I commend the hon. Member for Walthamstow for bringing this issue before us today, but the House must understand—and she made this clearer today than during her intervention yesterday—that repealing sections 58 and 59 of the Offences Against the Person Act 1861 would have profound impacts for the whole United Kingdom. I am not saying that those changes could not be strongly argued for, but I believe that today’s debate is about the situation facing women in Northern Ireland. We need to make sure that we are focusing on that in particular, because although decriminalisation is an option—the hon. Lady is right—it is not the only option for improving the situation for women in Northern Ireland. I want to draw on three particular issues.
First, is there a disconnect between public opinion and the policies being pursued in Northern Ireland? What progress has been made on the ground and what action, if any, can the Government take to make sure that, if progress is lacking, things can be done to rectify that? When I read the research—I also read the consultation, which was extensive and thorough—I thought that a strong argument could be made for a call for change to be inherent in the community in Northern Ireland. I do not represent that community; as I look at Northern Ireland Members, I hope that in their contributions they will explain why there is an apparent difference between the public opinion being offered to us and the approach being taken to date by the devolved Administration. I deliberately tread carefully and respectfully on this matter. I truly believe that we should not start any changes here that would make people feel disfranchised as part of this process.
Secondly, we have to recognise that a great deal of progress has already been made; there has not been much detail about that so far in this debate. There was the consultation in 2014 and the report in 2015 mentioned
“a pressing need”
for
“change to the criminal law…to provide for lawful termination of pregnancy…in…clearly defined circumstances”.
That has already been called for. In 2016, legislation was introduced by the then Minister for Justice to bring about some of those changes. In 2018, just last month, a report from a working group on fatal foetal abnormalities again recommended that change should come in.
Change is called for. What can we do today to try to make sure that the absence of an Executive and an Assembly does not stand in the way? There are clearly opportunities with the case that is going through the Supreme Court, and I hope that the Minister is able to share with us more about the Government’s feelings on that. Perhaps the Minister can also talk about the action that can be taken in the absence of an Executive, to continue the deliberations and the important detailed work needed in this place.
Will the right hon. Lady give way?
I will not, if the hon. and learned Lady will forgive me.
I simply do not believe that no action will be taken when the Northern Ireland Assembly is formed again, but if none is, what can the Government do to ensure that there are no potential breaches of international conventions such as the ones I have already talked about?

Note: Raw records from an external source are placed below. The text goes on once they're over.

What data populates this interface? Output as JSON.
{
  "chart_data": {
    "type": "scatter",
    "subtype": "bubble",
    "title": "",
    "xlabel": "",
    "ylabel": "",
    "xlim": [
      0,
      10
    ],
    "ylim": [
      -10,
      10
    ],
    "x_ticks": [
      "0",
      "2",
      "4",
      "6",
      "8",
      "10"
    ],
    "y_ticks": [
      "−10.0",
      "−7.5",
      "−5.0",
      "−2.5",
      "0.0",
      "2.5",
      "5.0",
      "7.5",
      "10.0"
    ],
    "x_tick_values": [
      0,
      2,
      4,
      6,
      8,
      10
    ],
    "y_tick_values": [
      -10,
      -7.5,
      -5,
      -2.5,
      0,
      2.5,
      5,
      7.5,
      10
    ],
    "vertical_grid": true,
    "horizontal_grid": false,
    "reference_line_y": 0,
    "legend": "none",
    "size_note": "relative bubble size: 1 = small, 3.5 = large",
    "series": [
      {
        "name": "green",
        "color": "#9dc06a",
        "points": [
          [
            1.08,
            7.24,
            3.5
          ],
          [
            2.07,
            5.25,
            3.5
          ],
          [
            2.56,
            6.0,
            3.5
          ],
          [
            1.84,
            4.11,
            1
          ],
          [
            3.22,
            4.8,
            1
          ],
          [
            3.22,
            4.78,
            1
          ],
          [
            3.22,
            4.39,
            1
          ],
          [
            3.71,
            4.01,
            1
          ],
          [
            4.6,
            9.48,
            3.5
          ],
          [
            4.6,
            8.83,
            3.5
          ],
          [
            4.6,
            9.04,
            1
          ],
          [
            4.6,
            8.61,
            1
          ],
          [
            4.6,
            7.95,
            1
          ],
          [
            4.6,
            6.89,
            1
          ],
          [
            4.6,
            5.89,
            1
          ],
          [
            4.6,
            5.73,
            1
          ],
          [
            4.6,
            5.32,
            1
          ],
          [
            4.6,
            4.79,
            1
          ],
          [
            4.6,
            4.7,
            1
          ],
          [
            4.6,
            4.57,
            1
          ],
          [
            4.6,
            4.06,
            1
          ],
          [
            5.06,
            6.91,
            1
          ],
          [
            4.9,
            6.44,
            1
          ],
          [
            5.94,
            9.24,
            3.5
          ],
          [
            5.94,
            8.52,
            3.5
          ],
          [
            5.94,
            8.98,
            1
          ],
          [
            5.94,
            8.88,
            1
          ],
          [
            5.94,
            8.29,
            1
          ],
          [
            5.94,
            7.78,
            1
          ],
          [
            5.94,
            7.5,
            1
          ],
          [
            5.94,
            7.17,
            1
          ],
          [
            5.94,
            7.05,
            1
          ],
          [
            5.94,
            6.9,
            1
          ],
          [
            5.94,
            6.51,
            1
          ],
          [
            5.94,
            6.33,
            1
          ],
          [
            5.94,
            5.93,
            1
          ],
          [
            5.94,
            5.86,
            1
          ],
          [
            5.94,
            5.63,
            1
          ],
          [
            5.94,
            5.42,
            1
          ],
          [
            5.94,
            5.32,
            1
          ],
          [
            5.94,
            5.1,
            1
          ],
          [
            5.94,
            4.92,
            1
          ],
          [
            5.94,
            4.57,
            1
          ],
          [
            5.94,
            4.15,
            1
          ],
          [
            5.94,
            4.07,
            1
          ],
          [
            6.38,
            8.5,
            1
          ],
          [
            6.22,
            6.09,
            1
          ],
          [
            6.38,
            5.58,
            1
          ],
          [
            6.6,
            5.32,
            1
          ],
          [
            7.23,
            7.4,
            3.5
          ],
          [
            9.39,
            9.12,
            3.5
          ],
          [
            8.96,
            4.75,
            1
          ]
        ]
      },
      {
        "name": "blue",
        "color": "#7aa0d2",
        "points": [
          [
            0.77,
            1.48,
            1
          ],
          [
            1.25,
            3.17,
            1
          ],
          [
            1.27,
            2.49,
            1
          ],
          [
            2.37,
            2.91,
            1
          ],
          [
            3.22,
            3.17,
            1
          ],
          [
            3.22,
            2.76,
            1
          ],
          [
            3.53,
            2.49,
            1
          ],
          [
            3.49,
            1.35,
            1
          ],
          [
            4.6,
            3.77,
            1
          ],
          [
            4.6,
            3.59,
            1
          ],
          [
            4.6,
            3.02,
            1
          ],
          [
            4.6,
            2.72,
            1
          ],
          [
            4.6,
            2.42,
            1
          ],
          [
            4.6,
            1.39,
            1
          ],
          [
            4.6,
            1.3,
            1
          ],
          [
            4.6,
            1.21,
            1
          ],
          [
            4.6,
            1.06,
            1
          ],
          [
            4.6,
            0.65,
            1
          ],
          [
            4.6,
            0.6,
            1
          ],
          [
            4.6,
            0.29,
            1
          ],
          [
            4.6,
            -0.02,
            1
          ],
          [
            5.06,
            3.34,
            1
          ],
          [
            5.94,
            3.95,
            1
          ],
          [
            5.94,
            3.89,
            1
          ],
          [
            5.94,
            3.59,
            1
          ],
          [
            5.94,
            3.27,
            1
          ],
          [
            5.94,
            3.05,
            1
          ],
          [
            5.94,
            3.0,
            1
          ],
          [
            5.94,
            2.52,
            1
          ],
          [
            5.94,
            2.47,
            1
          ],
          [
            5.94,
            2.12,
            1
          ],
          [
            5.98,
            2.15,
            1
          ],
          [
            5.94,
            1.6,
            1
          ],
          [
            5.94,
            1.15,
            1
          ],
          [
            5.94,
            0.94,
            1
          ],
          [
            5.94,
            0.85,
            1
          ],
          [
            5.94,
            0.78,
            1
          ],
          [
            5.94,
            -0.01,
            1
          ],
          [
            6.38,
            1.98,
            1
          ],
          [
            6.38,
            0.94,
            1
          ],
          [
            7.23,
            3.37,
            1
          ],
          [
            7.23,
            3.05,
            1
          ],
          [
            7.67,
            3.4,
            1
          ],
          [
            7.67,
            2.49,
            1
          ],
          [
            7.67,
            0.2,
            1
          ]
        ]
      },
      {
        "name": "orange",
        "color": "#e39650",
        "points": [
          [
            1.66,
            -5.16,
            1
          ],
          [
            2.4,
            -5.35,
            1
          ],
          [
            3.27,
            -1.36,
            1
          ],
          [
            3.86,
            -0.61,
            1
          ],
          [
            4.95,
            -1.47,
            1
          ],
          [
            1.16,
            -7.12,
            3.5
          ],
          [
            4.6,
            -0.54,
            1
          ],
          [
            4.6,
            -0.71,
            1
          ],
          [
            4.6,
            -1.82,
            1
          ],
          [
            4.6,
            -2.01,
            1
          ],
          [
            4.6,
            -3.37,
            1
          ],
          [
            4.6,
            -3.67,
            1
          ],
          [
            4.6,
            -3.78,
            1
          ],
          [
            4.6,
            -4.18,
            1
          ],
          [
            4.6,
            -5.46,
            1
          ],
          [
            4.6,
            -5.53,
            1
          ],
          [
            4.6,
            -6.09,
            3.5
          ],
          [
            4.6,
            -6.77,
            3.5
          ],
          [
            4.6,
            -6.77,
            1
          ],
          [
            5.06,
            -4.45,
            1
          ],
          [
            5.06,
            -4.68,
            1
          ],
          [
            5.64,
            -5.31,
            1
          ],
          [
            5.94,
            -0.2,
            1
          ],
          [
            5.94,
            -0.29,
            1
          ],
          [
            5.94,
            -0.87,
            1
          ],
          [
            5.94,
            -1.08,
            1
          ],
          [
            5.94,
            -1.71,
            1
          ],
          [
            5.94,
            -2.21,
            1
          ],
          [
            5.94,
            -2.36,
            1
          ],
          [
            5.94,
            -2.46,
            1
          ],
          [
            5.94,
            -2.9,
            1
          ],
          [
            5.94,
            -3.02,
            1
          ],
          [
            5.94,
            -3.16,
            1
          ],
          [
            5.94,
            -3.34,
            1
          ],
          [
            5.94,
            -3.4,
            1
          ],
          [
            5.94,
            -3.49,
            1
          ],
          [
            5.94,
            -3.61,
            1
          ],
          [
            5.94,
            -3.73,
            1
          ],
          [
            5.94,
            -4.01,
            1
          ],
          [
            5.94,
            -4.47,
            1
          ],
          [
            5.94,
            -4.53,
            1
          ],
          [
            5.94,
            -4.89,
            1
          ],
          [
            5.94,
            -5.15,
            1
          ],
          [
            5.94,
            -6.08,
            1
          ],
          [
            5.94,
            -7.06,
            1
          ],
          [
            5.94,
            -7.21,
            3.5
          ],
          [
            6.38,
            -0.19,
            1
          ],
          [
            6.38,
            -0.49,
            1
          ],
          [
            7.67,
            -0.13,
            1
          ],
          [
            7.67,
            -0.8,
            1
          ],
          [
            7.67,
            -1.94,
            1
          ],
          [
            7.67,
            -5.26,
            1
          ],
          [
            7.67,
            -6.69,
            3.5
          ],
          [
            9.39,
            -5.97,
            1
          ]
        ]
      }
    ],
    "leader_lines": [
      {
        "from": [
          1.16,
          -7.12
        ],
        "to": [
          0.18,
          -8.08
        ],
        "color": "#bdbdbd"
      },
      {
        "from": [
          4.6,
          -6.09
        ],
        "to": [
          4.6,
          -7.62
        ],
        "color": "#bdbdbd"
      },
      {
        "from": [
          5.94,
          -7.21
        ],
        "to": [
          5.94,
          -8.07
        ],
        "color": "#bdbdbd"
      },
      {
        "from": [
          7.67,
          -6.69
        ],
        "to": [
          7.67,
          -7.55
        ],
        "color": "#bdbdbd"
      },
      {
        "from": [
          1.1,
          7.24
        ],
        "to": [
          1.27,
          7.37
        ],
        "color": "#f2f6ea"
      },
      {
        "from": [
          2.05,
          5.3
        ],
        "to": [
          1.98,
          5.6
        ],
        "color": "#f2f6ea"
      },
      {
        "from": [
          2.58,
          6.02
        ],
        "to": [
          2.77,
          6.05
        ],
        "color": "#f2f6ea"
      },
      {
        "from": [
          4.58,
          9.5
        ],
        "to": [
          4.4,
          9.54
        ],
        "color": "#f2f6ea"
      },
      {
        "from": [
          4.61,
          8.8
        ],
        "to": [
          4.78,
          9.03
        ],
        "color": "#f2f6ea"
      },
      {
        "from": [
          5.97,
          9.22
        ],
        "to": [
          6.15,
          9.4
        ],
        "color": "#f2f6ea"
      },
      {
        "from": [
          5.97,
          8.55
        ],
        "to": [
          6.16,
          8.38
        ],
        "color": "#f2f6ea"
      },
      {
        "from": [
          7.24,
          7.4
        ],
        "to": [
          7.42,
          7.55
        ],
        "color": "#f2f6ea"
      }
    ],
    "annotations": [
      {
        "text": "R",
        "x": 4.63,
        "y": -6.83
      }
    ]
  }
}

This place legislated to devolve powers on abortion to Northern Ireland. We cannot ride roughshod over that, and we have a responsibility to uphold the law. Equally, the lack of a functioning Assembly hampers progress. Westminster has a right to disagree with the Assembly and the actions that it has taken, and this debate should be a vigorous exploration of all those arguments. But we have clear international responsibilities to outlaw discrimination against women. We need to make sure that we, as Westminster parliamentarians, are doing for that for women in the four corners of the United Kingdom.